Anquetil, cela semble peu probable; dans le meilleur des cas, et avec beaucoup de mansuétude, Pierre Jonquères d' Oriola.
Utilisateur anonyme
12 novembre 2015, 14:52   Re : Le Grand Fabius et la COP21
ceux de nos compatriotes qui comprennent l'exposé du contenu, des thèses, arguments et préconisations de ces rapports forment une infime minorité parce que ceux-ci sont rédigés, pensés, et construits par des outils linguistiques et conceptuels étrangers, qui logent dans les couches atmosphériques très supérieures de la langue supranationale, et que les traducteurs français ont un mal fou à les rebricoler dans le vernaculaire national.

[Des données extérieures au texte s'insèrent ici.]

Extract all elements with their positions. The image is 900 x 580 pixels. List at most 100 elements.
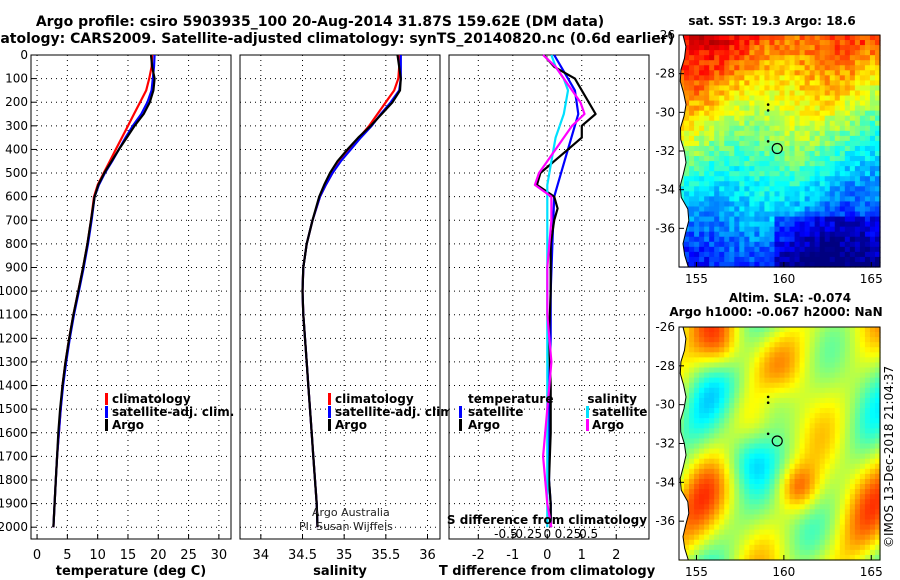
sst-heatmap (679, 34, 881, 268)
map-cell (809, 145, 816, 152)
map-cell (804, 392, 811, 399)
map-cell (724, 473, 730, 480)
map-cell (829, 554, 836, 561)
map-cell (719, 171, 725, 177)
map-cell (739, 473, 745, 480)
map-cell (839, 110, 846, 117)
map-cell (689, 50, 695, 56)
map-cell (724, 433, 730, 440)
map-cell (854, 387, 861, 394)
map-cell (804, 246, 811, 253)
map-cell (709, 478, 715, 485)
map-cell (709, 201, 715, 208)
map-cell (759, 246, 766, 253)
map-cell (699, 35, 705, 41)
map-cell (709, 231, 715, 238)
map-cell (869, 499, 876, 505)
map-cell (819, 534, 826, 541)
map-cell (784, 377, 791, 384)
map-cell (829, 504, 836, 510)
map-cell (844, 115, 851, 122)
map-cell (754, 186, 761, 192)
map-cell (779, 448, 786, 455)
map-cell (764, 115, 771, 122)
map-cell (694, 216, 700, 223)
map-cell (819, 367, 826, 374)
map-cell (819, 423, 826, 429)
map-cell (804, 402, 811, 409)
map-cell (699, 463, 705, 470)
map-cell (824, 367, 831, 374)
map-cell (794, 549, 801, 556)
map-cell (784, 352, 791, 358)
map-cell (734, 261, 740, 268)
map-cell (694, 105, 700, 112)
map-cell (694, 418, 700, 424)
map-cell (764, 428, 771, 434)
map-cell (839, 216, 846, 223)
map-cell (729, 392, 735, 399)
map-cell (824, 191, 831, 197)
map-cell (819, 221, 826, 228)
depth-tick-label: 500 (5, 166, 28, 180)
map-cell (689, 65, 695, 71)
map-cell (774, 256, 781, 263)
map-cell (704, 216, 710, 223)
map-cell (804, 539, 811, 546)
map-cell (869, 256, 876, 263)
map-cell (699, 120, 705, 127)
map-cell (719, 337, 725, 343)
map-cell (764, 75, 771, 81)
map-cell (874, 347, 881, 353)
map-cell (789, 45, 796, 51)
map-cell (689, 473, 695, 480)
map-cell (769, 95, 776, 102)
map-cell (729, 156, 735, 162)
map-cell (844, 55, 851, 61)
map-cell (709, 433, 715, 440)
map-cell (704, 327, 710, 333)
x-tick-label: 10 (89, 548, 106, 563)
map-cell (759, 392, 766, 399)
map-cell (764, 105, 771, 112)
map-cell (679, 484, 685, 490)
map-cell (824, 90, 831, 97)
map-cell (864, 186, 871, 192)
map-cell (709, 90, 715, 97)
map-cell (714, 231, 720, 238)
map-cell (714, 110, 720, 117)
map-cell (694, 392, 700, 399)
map-cell (784, 80, 791, 87)
map-cell (824, 463, 831, 470)
map-cell (734, 211, 740, 218)
map-cell (689, 40, 695, 46)
map-cell (874, 181, 881, 187)
map-cell (774, 35, 781, 41)
map-cell (734, 549, 740, 556)
map-cell (744, 45, 750, 51)
map-cell (814, 50, 821, 56)
map-cell (849, 85, 856, 92)
map-cell (734, 70, 740, 76)
map-cell (789, 70, 796, 76)
map-cell (829, 135, 836, 142)
map-cell (744, 256, 750, 263)
map-cell (864, 196, 871, 203)
map-cell (699, 151, 705, 157)
map-cell (724, 342, 730, 348)
map-cell (834, 105, 841, 112)
map-cell (814, 60, 821, 66)
map-cell (749, 181, 755, 187)
map-cell (824, 544, 831, 551)
map-cell (764, 387, 771, 394)
map-cell (739, 458, 745, 465)
map-cell (824, 156, 831, 162)
map-cell (824, 236, 831, 243)
map-cell (824, 509, 831, 516)
map-cell (789, 181, 796, 187)
map-cell (754, 156, 761, 162)
map-cell (739, 443, 745, 450)
map-cell (759, 95, 766, 102)
map-cell (689, 196, 695, 203)
map-cell (709, 509, 715, 516)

Nous sommes invités à accepter, à reconnaître comme nôtre ce langage-là, tel un "corps préfabriqué" ; le pouvoir méditant d'enfermer l'individu dans un autre lui-même, radicalement autre. Les gens sont absolument libres, notamment d'aller et venir, mais entièrement prisonniers de cette langue technique qu'ils ne comprennent pas - liberté futile d'aller et venir dans les allées du pouvoir, lequel pouvoir ne pouvant donner l'illusion de se maîtriser lui-même qu'en nous dominant par sa langue (entre autre).
Utilisateur anonyme
12 novembre 2015, 16:14   Re : Le Grand Fabius et la COP21
Ce langage technique fétichisé se doit d'être absolument incompréhensible pour les gueux, car c'est de cette incompréhension-là qu'il tire tout son son prestige. Ce baratin, c'est un peu comme la projection de la vie toute entière dans un simulacre d'efficacité, de maîtrise. Ainsi une partie du monde se représente devant le monde, et lui est supérieure.
12 novembre 2015, 16:41   Re : Le Grand Fabius et la COP21
[Heu... c'est IPCC (Intergovernmental Panel on Climate Change).]
Merci Marcel, je ne dois pas être assez initié. Après vingt-cinq ans passés la tête dans ces machins. Mon aversion pour ces sigles demeure incurable.